A manifestação na área próxima ao Riocentro foi planejada em detalhes por lideranças dos movimentos sociais reunidas nos últimos dias na Cúpula dos Povos, evento paralelo à Rio+20 realizado no Aterro do Flamengo (zona sul do Rio). O tom do protesto seria o projeto da Prefeitura do Rio de remover os cerca de 4.000 moradores da favela Vila Autódromo, vizinha ao Riocentro. No terreno, seriam erguidas edificações para os Jogos Olímpicos de 2016.

Na noite de segunda-feira, para burlar os bloqueios militares que seriam montados a partir da madrugada de ontem ao redor do Riocentro, cerca de 300 manifestantes foram até a favela Vila Autódromo, onde passaram a noite preparando faixas e cartazes de protesto contra a remoção da comunidade. Os demais participantes foram chegando no decorrer da manhã. Às 10h, havia cerca de 5.000 manifestantes à espera da ordem do comando de iniciar a passeata até o Riocentro. Como a ordem demorou, os índios se irritaram e partiram em direção ao Riocentro.

"Não tem mais conversa, vocês estão enrolando, vamos invadir a Rio+20", anunciou às 10h30 o chefe terena Vanio Itaqueti, do Mato Grosso do Sul.

Para desespero dos líderes, os índios não ouviram os apelos para que retrocedessem.

Seguiram diretamente para o ponto de bloqueio, o que levou os comandantes a mandarem os soldados das tropas de choque do Exército e da Polícia Militar vestir as máscaras contra gás e adotar postura de combate. Helicópteros passaram a voar sobre o protesto. Um blindado da Polícia Militar foi posicionado junto à tropa, para atuar em um possível enfrentamento.

Apesar da ruptura entre indígenas e movimentos sociais, todos os manifestantes acompanharam a caminhada, só parando quando os liderados por Raoni hesitaram em tentar romper a barreira, definida por uma militante da Via Campesina como "o paredão da morte".

Enviado pela Prefeitura para organizar os protestos e o trânsito, o secretário municipal de Conservação, Carlos Roberto Osório, desistiu de tentar um entendimento assim que os índios decidiram pela manifestação isolada.

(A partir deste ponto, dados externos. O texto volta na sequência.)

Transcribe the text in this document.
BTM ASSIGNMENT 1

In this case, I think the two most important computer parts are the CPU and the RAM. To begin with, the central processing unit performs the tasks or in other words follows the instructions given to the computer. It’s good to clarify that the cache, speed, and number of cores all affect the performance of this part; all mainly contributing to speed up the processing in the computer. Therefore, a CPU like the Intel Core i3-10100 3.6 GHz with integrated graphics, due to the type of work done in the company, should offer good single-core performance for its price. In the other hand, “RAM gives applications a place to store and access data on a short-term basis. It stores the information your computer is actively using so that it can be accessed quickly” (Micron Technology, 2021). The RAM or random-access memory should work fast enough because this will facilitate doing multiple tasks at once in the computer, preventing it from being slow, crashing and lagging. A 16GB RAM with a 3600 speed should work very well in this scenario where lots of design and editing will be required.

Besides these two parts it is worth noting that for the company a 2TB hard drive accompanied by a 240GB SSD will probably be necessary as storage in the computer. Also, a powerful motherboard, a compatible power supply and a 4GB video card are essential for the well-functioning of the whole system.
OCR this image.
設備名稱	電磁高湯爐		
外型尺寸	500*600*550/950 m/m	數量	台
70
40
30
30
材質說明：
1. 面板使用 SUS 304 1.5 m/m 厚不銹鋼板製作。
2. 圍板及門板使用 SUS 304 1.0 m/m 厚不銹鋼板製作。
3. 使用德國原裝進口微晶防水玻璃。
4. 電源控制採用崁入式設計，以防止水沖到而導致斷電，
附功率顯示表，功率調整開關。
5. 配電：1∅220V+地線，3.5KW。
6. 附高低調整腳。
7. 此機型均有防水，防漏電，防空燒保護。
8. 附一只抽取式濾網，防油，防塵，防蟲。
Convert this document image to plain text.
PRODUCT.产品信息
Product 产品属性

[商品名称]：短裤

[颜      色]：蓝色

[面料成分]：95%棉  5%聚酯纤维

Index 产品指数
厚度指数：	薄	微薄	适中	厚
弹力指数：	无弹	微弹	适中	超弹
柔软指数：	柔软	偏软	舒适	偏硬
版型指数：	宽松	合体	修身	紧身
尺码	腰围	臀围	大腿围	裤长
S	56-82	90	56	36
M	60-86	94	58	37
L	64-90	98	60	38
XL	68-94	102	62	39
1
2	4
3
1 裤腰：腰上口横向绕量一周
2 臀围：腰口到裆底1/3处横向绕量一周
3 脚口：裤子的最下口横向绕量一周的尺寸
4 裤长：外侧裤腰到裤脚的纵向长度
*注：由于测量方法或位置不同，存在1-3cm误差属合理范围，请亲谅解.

Ele chegou a orientar os carros presos em meio à confusão, como se fosse uma guarda de trânsito "O combinado era que o ato não passaria do autódromo. Isso foi desrespeitado, mas manifestação é sempre imprevisível. Esperamos que (o ato) seja pacífico. A prefeitura só controla o trânsito", esquivou-se.

Após o entendimento com Raoni, o ministro Gilberto Carvalho qualificou os índios como "pessoas de luta". "São gente séria que reivindica, gente que luta por seus direitos. Estou muito bem no meio deles", afirmou o secretário-geral.